100. Eine Einhundert-Rubel-Banknote ist eine „sotnja" (Hunderter) oder im Slangvokabular auch „stolnik" genannt, also einen „Hunni". Eine „sotka" dagegen ist eine Flächeneinheit, die einhundert Quadratmetern entspricht. In der Umgangssprache ist am häufigsten die Variante „schestj sotok", also sechshundert Quadratmeter anzutreffen. Denn dies war die Größe eines Grundstücksstückes, das von den Bürgern zum privaten Obst- und Gemüseanbau genutzt werden konnte. Heutzutage stellen diese „schestj sotok" einen „bescheidenen Schrebergarten der Standardgröße" dar. Das Wort „sto" in verschiedensten Ausdrücken wird häufig in der Bedeutungen der „besten Variante von etwas" verwendet: So bedeutet zum Beispiel „Stópudówo!" eine garantierte Zusage, wohingegen „wygljadetj na wsje sto" so viel bedeutet wie „Das sieht super aus".
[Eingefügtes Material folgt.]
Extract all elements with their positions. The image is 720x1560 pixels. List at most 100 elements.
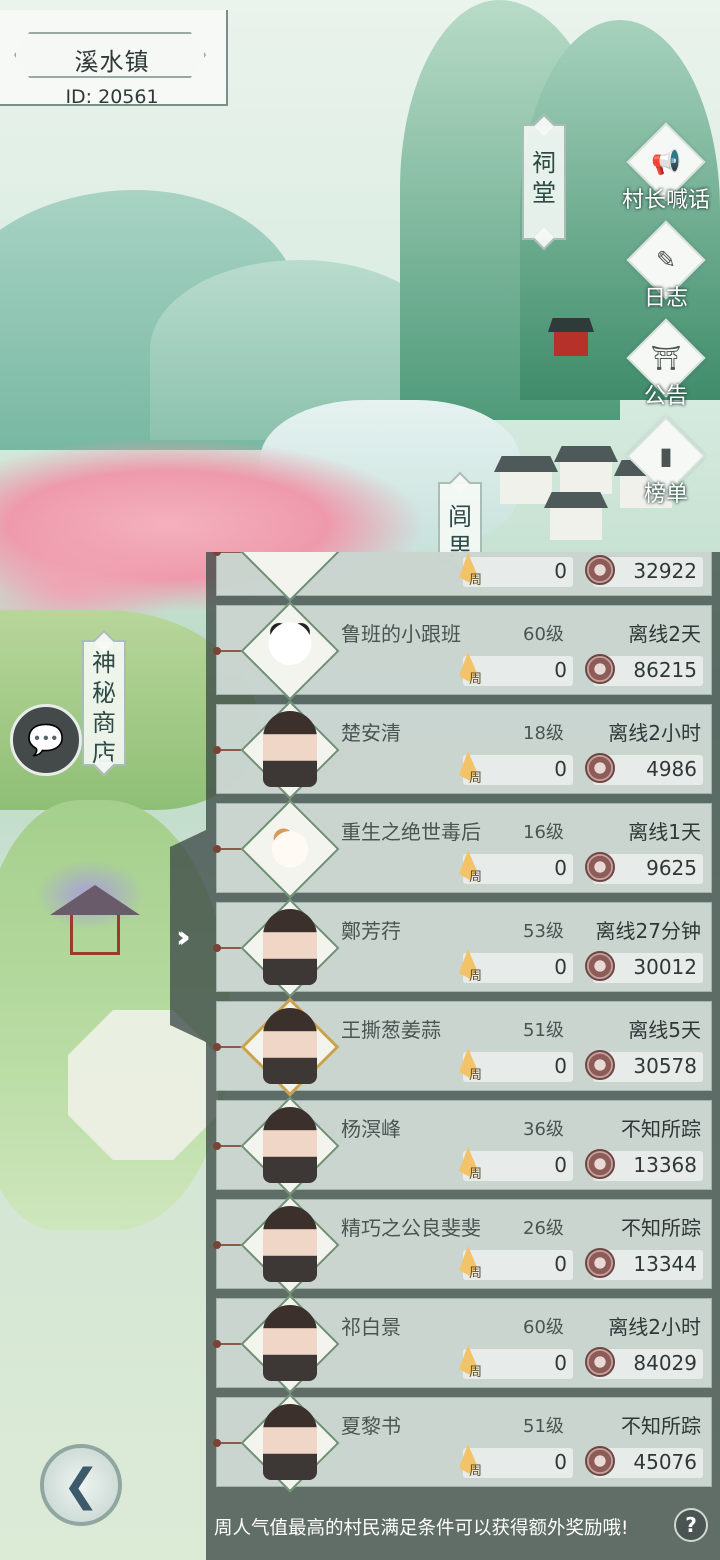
coin-amount: 30012 — [633, 955, 697, 979]
ranking-icon: ▮ — [659, 442, 673, 470]
weekly-popularity-value: 0 — [554, 1351, 567, 1375]
villager-name: 鲁班的小跟班 — [341, 622, 461, 646]
log-button[interactable]: ✎ 日志 — [620, 220, 712, 312]
avatar[interactable] — [263, 618, 317, 682]
coin-amount: 32922 — [633, 559, 697, 583]
village-name: 溪水镇 — [74, 48, 150, 76]
coin-icon — [585, 1050, 615, 1080]
coin-amount: 13344 — [633, 1252, 697, 1276]
ancestral-temple-building[interactable] — [548, 318, 594, 358]
villager-row[interactable]: 楚安清 18级 离线2小时周 0 4986 — [213, 700, 712, 800]
village-info-badge[interactable]: 溪水镇 ID: 20561 — [0, 10, 228, 108]
weekly-popularity-value: 0 — [554, 955, 567, 979]
village-id: ID: 20561 — [65, 86, 159, 108]
villager-level: 60级 — [523, 624, 564, 645]
weekly-popularity-value: 0 — [554, 1054, 567, 1078]
coin-amount: 9625 — [646, 856, 697, 880]
weekly-popularity-value: 0 — [554, 1450, 567, 1474]
villager-row[interactable]: 夏黎书 51级 不知所踪周 0 45076 — [213, 1393, 712, 1493]
avatar[interactable] — [263, 1206, 317, 1282]
villager-level: 53级 — [523, 921, 564, 942]
villager-row[interactable]: 鲁班的小跟班 60级 离线2天周 0 86215 — [213, 601, 712, 701]
villager-row[interactable]: 鄭芳荇 53级 离线27分钟周 0 30012 — [213, 898, 712, 998]
villager-level: 18级 — [523, 723, 564, 744]
villager-online-status: 不知所踪 — [621, 1117, 701, 1141]
villager-name: 祁白景 — [341, 1315, 401, 1339]
help-button[interactable]: ? — [674, 1508, 708, 1542]
pavilion[interactable] — [50, 875, 140, 965]
menu-label: 公告 — [643, 384, 688, 409]
villager-name: 夏黎书 — [341, 1414, 401, 1438]
coin-icon — [585, 753, 615, 783]
villager-online-status: 离线5天 — [628, 1018, 701, 1042]
villager-level: 36级 — [523, 1119, 564, 1140]
avatar[interactable] — [263, 1404, 317, 1480]
villager-name: 王撕葱姜蒜 — [341, 1018, 441, 1042]
coin-icon — [585, 1248, 615, 1278]
map-label-mystery-shop[interactable]: 神秘商店 — [82, 640, 126, 767]
villager-row[interactable]: 重生之绝世毒后 16级 离线1天周 0 9625 — [213, 799, 712, 899]
coin-icon — [585, 654, 615, 684]
villager-online-status: 不知所踪 — [621, 1216, 701, 1240]
avatar[interactable] — [263, 1305, 317, 1381]
coin-icon — [585, 1347, 615, 1377]
avatar[interactable] — [263, 816, 317, 880]
coin-icon — [585, 555, 615, 585]
villager-level: 16级 — [523, 822, 564, 843]
reward-hint-text: 周人气值最高的村民满足条件可以获得额外奖励哦! — [214, 1518, 629, 1539]
villager-name: 重生之绝世毒后 — [341, 820, 481, 844]
weekly-popularity-value: 0 — [554, 856, 567, 880]
village-head-speech-button[interactable]: 📢 村长喊话 — [620, 122, 712, 214]
villager-level: 51级 — [523, 1416, 564, 1437]
villager-online-status: 离线1天 — [628, 820, 701, 844]
menu-label: 日志 — [643, 286, 688, 311]
villager-level: 26级 — [523, 1218, 564, 1239]
coin-icon — [585, 1149, 615, 1179]
coin-icon — [585, 1446, 615, 1476]
weekly-popularity-value: 0 — [554, 1252, 567, 1276]
villager-row[interactable]: 杨溟峰 36级 不知所踪周 0 13368 — [213, 1096, 712, 1196]
scroll-icon: ✎ — [655, 246, 677, 274]
weekly-popularity-value: 0 — [554, 1153, 567, 1177]
villager-online-status: 离线2天 — [628, 622, 701, 646]
villager-online-status: 离线2小时 — [608, 1315, 701, 1339]
megaphone-icon: 📢 — [651, 148, 681, 176]
chat-bubble-icon: 💬 — [27, 722, 65, 758]
map-label-neighborhood[interactable]: 闾里 — [438, 482, 482, 562]
villager-online-status: 离线27分钟 — [595, 919, 701, 943]
panel-footer: 周人气值最高的村民满足条件可以获得额外奖励哦! ? — [206, 1502, 720, 1552]
menu-label: 村长喊话 — [621, 188, 710, 213]
villager-row[interactable]: 祁白景 60级 离线2小时周 0 84029 — [213, 1294, 712, 1394]
double-chevron-right-icon[interactable]: ›› — [176, 920, 190, 955]
avatar[interactable] — [263, 909, 317, 985]
notice-board-icon: ⛩ — [650, 344, 682, 372]
villager-level: 60级 — [523, 1317, 564, 1338]
avatar[interactable] — [263, 1107, 317, 1183]
villager-name: 杨溟峰 — [341, 1117, 401, 1141]
back-arrow-icon: ❮ — [62, 1459, 100, 1511]
ranking-button[interactable]: ▮ 榜单 — [620, 416, 712, 508]
avatar[interactable] — [263, 711, 317, 787]
weekly-popularity-value: 0 — [554, 559, 567, 583]
villager-row[interactable]: 养殖员周032922 — [213, 552, 712, 602]
coin-amount: 86215 — [633, 658, 697, 682]
villager-list-panel: 养殖员周032922鲁班的小跟班60级离线2天周086215楚安清18级离线2小… — [206, 552, 720, 1560]
coin-amount: 4986 — [646, 757, 697, 781]
villager-row[interactable]: 王撕葱姜蒜 51级 离线5天周 0 30578 — [213, 997, 712, 1097]
villager-online-status: 不知所踪 — [621, 1414, 701, 1438]
coin-amount: 30578 — [633, 1054, 697, 1078]
back-button[interactable]: ❮ — [40, 1444, 122, 1526]
coin-amount: 84029 — [633, 1351, 697, 1375]
menu-label: 榜单 — [643, 482, 688, 507]
weekly-popularity-value: 0 — [554, 757, 567, 781]
map-label-ancestral-hall[interactable]: 祠堂 — [522, 124, 566, 240]
coin-amount: 13368 — [633, 1153, 697, 1177]
coin-amount: 45076 — [633, 1450, 697, 1474]
notice-button[interactable]: ⛩ 公告 — [620, 318, 712, 410]
villager-row[interactable]: 精巧之公良斐斐 26级 不知所踪周 0 13344 — [213, 1195, 712, 1295]
avatar[interactable] — [263, 1008, 317, 1084]
villager-name: 鄭芳荇 — [341, 919, 401, 943]
chat-button[interactable]: 💬 — [10, 704, 82, 776]
villager-online-status: 离线2小时 — [608, 721, 701, 745]
coin-icon — [585, 951, 615, 981]
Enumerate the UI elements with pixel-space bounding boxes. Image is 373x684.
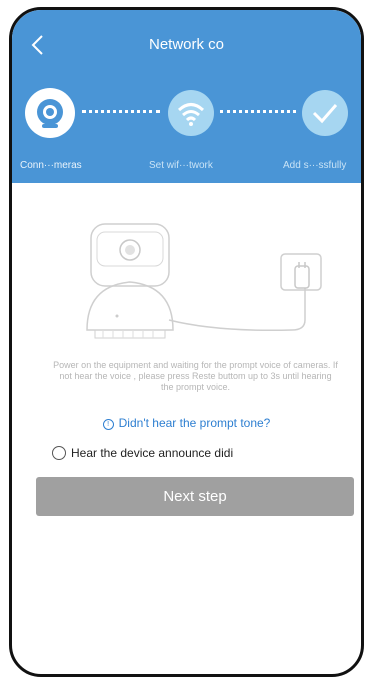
info-icon: ! [102, 419, 114, 430]
step-connect [25, 88, 75, 138]
step-label-done: Add s···ssfully [283, 160, 347, 171]
header: Network co Conn···meras Set wif···twork … [12, 10, 361, 183]
step-connector [82, 110, 160, 116]
instruction-text: Power on the equipment and waiting for t… [53, 360, 338, 392]
check-icon [312, 104, 338, 124]
prompt-tone-help-link[interactable]: ! Didn't hear the prompt tone? [12, 416, 361, 430]
phone-frame: Network co Conn···meras Set wif···twork … [9, 7, 364, 677]
next-step-button[interactable]: Next step [36, 477, 354, 516]
hear-device-radio-row[interactable]: Hear the device announce didi [52, 446, 233, 460]
step-label-connect: Conn···meras [20, 160, 82, 171]
step-wifi [168, 90, 214, 136]
camera-plug-illustration [86, 223, 322, 339]
help-link-label: Didn't hear the prompt tone? [118, 416, 271, 430]
step-label-wifi: Set wif···twork [149, 160, 213, 171]
hear-device-label: Hear the device announce didi [71, 446, 234, 460]
step-connector [220, 110, 296, 116]
camera-icon [37, 99, 63, 128]
page-title: Network co [148, 36, 225, 53]
wifi-icon [177, 103, 205, 126]
hear-device-radio[interactable] [52, 446, 66, 460]
step-done [302, 90, 348, 136]
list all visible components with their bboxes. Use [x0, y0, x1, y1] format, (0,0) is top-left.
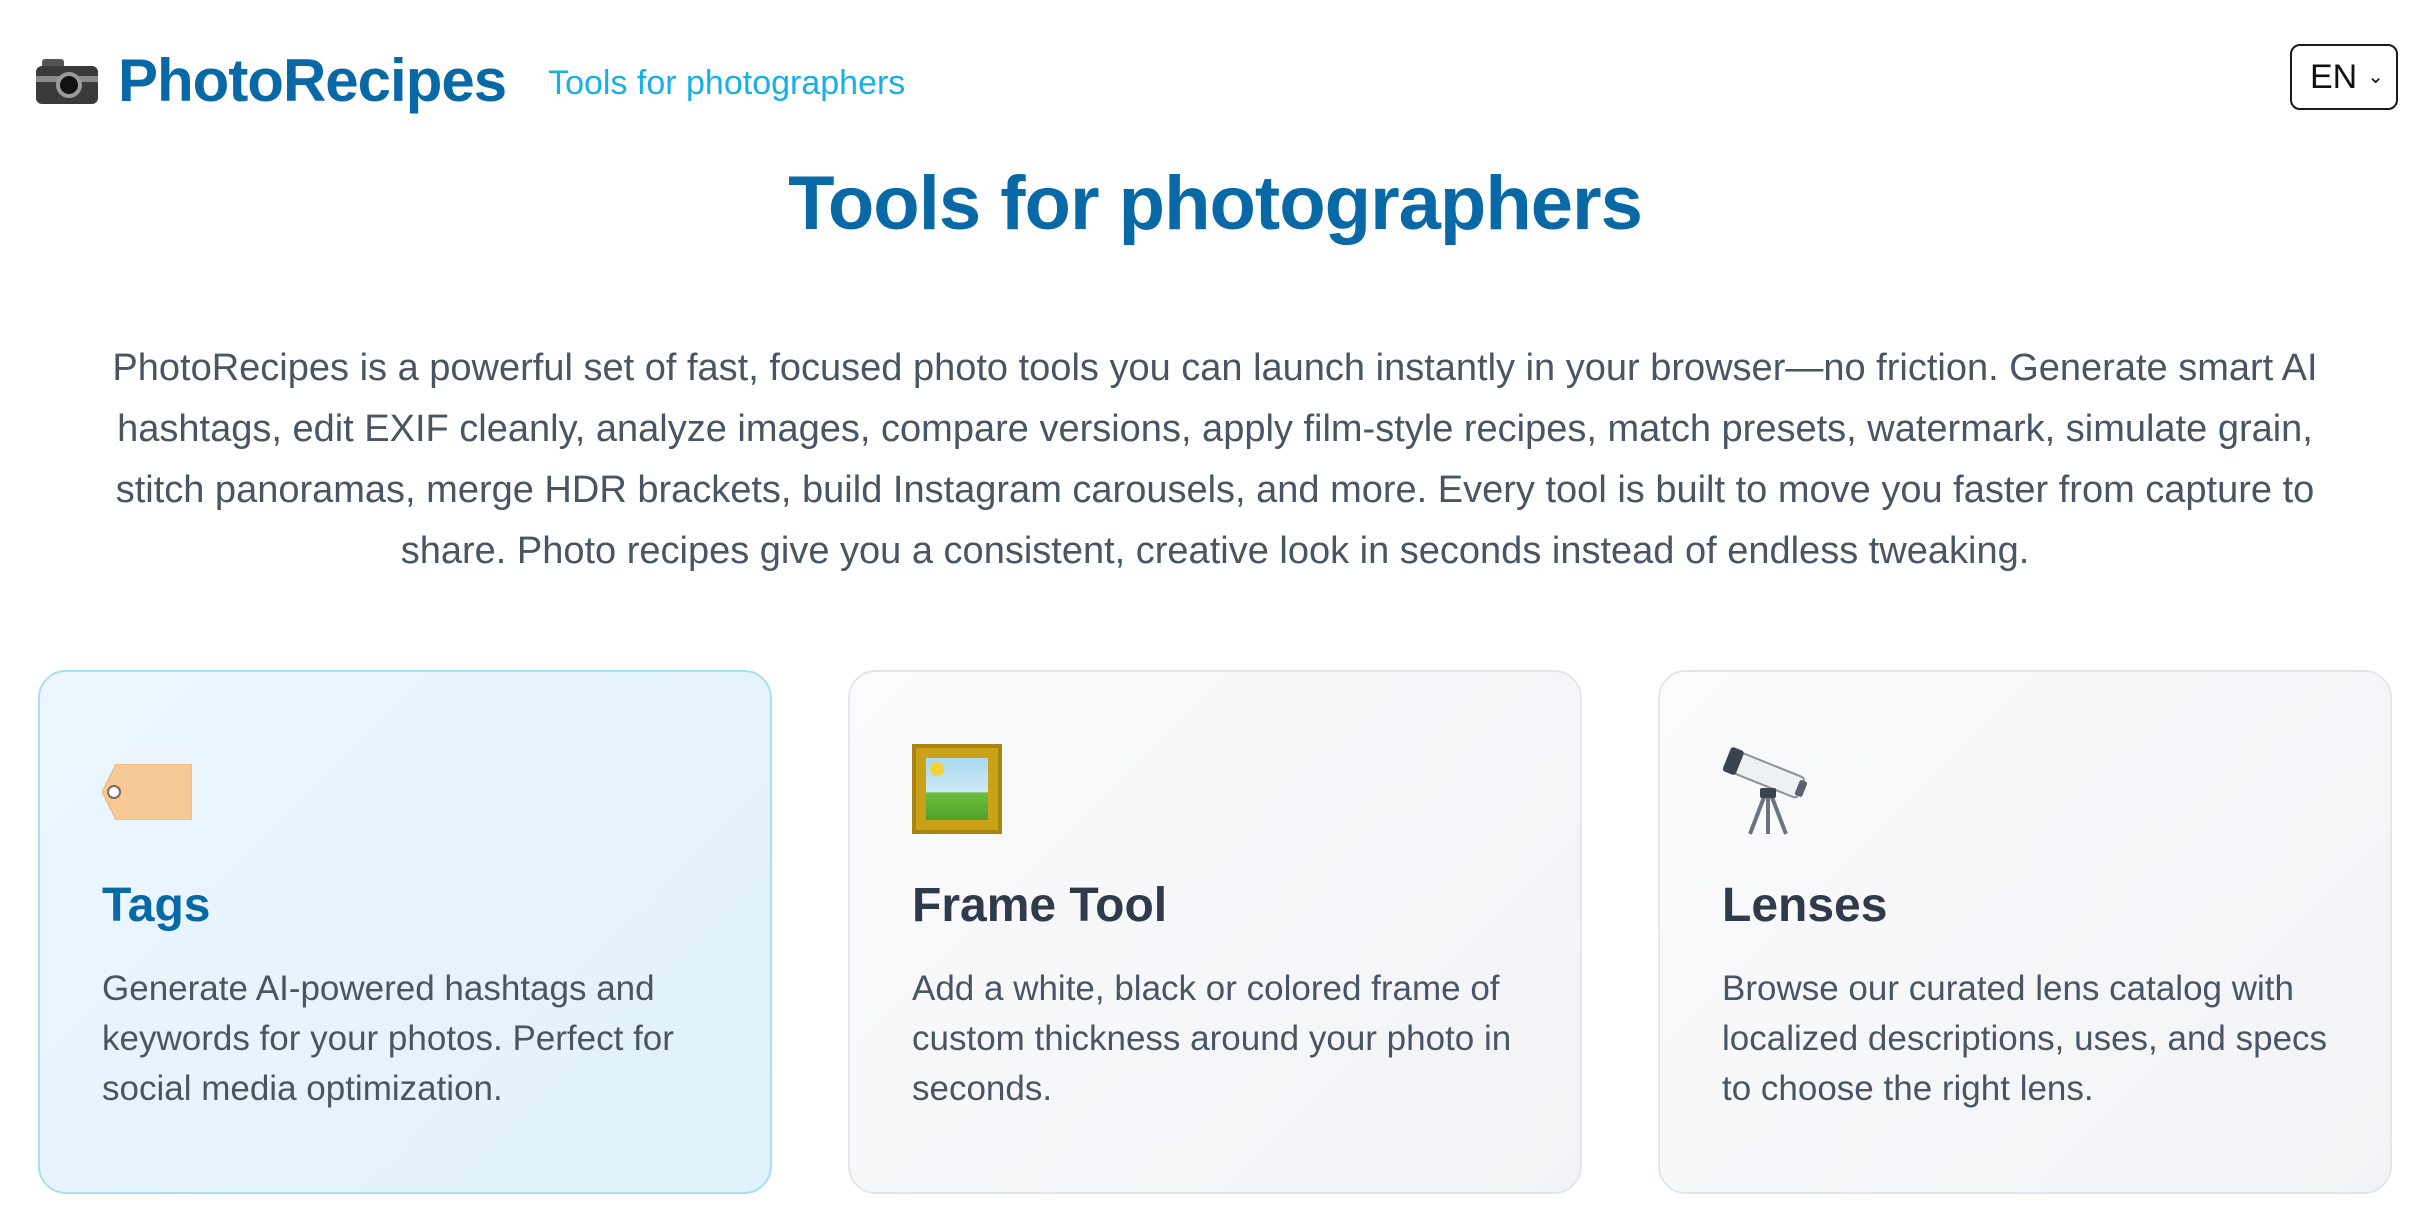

Dwojka, trojka, tschetwjorka und so weiter nannte man früher die Linien der städtischen Busse. In Kleinstädten ist das auch noch heute so, aber in Moskau, wo die Nummern der Buslinien dreistellig sind, ist das selten der Fall.

Alle Rechte vorbehalten. Rossijskaja Gaseta, Moskau, Russland

Diese Webseite benutzt Cookies. Mehr Informationen finden Sie hier! Weiterlesen!

OK!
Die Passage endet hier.